My paws moved up to his chest to try and push him off, but my resistance was laughable to say the least. We both knew that I wanted him so badly I could almost taste it. I stopped fighting him, and instead moved my paws down to his pants, unbuttoning and unzipping them, to reach inside, grunting as I realized he was going commando under them, the feeling of his shaft incredible. It wasn't like Paul's, but more like Tristan's, only far bigger, and I felt shameless as I roughly pulled down his pants, only to grunt as he slammed me up against a wall behind me, pressing up against me, his paws on my ass used to lift me, and instinctively I wrapped my arms around his neck, and my legs around his waist, the big male tearing my thong away, and then plunged inside of me in one, hard go, growling loudly enough that I was feeling almost certain that Tristan would hear, only barely able to stifle my own moan of delirious pleasure. This was exactly what I had longed for, and as he began to pound me hard enough to knock the wind out of me on more than one occasion, I knew right then and there that I was his bitch, as often as he wanted me.

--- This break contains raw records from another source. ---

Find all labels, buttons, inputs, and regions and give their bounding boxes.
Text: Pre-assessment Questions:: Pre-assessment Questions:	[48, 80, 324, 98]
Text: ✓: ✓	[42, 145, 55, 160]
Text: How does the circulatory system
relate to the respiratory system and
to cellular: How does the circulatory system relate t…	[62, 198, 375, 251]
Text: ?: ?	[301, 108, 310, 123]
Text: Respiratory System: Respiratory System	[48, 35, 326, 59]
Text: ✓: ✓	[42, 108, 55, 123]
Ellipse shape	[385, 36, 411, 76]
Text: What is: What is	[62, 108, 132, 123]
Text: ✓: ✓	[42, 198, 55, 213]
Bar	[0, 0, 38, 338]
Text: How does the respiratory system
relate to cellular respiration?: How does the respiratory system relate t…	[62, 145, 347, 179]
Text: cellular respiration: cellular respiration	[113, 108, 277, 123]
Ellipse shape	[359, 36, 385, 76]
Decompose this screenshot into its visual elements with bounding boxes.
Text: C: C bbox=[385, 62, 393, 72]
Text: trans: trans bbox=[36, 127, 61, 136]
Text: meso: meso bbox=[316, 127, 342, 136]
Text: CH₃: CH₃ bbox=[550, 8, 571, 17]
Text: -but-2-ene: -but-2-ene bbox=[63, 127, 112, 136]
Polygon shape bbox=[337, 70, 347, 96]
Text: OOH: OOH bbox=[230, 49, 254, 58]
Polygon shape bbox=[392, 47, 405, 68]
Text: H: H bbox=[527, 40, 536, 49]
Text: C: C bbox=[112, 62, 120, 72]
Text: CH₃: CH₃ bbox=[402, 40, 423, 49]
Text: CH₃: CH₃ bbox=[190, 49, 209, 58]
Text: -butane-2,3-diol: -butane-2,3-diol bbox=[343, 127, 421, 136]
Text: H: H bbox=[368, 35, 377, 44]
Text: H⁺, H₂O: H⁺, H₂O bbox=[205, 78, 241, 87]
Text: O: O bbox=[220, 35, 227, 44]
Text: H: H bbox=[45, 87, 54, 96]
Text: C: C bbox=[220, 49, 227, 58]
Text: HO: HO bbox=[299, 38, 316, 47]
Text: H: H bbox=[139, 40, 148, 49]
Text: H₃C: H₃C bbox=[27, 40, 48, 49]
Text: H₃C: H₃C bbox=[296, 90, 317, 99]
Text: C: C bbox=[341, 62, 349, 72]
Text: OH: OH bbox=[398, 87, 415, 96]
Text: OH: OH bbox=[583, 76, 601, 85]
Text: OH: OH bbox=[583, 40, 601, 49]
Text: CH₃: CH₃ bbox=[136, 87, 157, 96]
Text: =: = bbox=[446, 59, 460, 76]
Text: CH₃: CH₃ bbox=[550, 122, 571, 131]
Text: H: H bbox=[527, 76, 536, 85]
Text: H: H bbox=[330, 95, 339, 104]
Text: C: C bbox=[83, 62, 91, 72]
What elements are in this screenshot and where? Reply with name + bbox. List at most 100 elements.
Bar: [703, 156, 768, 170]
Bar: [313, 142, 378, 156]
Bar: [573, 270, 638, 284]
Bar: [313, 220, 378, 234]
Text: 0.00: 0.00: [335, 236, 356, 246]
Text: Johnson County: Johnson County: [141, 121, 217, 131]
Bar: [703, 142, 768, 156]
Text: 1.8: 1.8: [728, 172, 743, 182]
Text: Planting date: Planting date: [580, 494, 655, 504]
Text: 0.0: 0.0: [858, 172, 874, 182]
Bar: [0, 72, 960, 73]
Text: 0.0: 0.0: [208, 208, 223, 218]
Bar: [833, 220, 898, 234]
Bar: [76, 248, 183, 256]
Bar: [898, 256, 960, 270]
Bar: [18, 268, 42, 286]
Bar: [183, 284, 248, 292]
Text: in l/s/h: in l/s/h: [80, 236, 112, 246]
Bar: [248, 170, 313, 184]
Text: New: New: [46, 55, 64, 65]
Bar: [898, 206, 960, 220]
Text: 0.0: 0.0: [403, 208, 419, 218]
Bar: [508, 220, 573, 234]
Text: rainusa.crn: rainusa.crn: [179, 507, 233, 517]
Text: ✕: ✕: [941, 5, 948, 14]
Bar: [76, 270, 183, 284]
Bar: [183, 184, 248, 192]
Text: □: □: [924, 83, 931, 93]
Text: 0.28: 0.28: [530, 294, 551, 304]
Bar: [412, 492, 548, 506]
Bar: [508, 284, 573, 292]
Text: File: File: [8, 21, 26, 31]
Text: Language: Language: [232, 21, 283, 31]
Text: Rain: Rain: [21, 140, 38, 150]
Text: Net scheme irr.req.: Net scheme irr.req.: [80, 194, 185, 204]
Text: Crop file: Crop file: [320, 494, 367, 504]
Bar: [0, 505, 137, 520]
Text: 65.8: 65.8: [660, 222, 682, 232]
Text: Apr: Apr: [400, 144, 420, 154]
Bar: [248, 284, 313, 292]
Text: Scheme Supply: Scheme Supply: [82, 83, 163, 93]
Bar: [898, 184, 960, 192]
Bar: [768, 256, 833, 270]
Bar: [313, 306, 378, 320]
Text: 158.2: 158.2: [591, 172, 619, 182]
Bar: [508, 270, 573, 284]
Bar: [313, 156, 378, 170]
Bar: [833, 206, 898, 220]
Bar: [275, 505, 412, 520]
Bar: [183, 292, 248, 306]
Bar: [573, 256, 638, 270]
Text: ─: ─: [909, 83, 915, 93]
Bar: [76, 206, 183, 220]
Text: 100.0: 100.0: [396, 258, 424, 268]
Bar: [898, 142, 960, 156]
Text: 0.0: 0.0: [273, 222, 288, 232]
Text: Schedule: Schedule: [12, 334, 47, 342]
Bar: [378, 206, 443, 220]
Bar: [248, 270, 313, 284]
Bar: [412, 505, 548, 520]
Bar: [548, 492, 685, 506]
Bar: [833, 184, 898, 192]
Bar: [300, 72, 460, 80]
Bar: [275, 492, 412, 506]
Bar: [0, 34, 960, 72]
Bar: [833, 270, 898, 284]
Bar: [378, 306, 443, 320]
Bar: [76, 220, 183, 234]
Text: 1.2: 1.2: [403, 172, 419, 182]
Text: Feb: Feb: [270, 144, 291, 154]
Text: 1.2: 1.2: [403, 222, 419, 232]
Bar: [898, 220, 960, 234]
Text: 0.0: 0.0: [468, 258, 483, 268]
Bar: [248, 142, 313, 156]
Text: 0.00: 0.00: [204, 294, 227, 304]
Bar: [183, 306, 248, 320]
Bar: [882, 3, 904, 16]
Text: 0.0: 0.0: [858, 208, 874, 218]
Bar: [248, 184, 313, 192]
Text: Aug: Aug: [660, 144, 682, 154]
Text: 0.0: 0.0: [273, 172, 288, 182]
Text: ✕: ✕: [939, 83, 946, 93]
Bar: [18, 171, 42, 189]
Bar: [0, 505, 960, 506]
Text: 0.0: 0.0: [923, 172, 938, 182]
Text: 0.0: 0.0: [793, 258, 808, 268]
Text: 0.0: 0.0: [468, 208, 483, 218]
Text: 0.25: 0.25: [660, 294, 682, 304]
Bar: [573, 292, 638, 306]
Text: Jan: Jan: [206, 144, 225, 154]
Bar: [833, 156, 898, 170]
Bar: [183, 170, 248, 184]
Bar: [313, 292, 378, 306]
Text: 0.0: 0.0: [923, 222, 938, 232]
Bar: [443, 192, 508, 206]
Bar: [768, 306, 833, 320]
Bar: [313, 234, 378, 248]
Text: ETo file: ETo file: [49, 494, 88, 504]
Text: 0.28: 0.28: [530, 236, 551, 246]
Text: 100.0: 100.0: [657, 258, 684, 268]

As he continued to thrust, I found myself no longer caring if my husband found out, needing this so badly he might as well have known, and I wouldn't give this up, not even for him. Maybe for Paul, but even that would be on the condition that he would occasionally take this kind of control in the bedroom. Luckily it didn't seem like Christian was quite ready for Tristan to find out yet, and so he didn't hold back as he continued to pound inside of me hard and deep, his breathing growing more and more erratic, especially each time I reached a climax, clamping down on his thick cock while he continued to thrust, and that was when he bit down on my neck hard, while growling a deep "MINE!" into my scruff, holding me in this lustful grip while his seed, hotter than any seed I had ever had inside me, splashed against the walls of my pussy, as well as against and through my cervix. I was almost certain I could feel his little cells invading my womb, searching for an egg, and I found myself hoping they found one.

By the time Tristan returned with drinks and snacks, we were both fully dressed, well I wasn't wearing my thong, but aside from that nothing could be seen, and my gullible husband didn't notice the smell of sex lingering in the air. As he handed me a glass of wine, he said, in a rather serious voice, that he needed to ask me if I would be okay with Christian living with us for a while. At least just until he found a new job and got back on his feet. I had the hardest time keeping from bouncing happily as I said it was okay with me, and you know how these things goes. It's been almost five months, and Christian is still living here with us, and my hubby keeps bragging about how understanding I am, as I never complain about his friend being there.. If only he knew what we're doing whenever he's not around.. That is, when I'm not working late, of course..

As I said.. A girl has needs, and will be happiest if she actually goes ahead and works to fulfill these needs. My needs were fulfilled, and in the process I realized another need I had to have fulfilled. According to the doctor that need began to be fulfilled about three months ago, and will be completed in just half a year. I can't wait to see them. I bet they look just like their daddy, whoever that might be.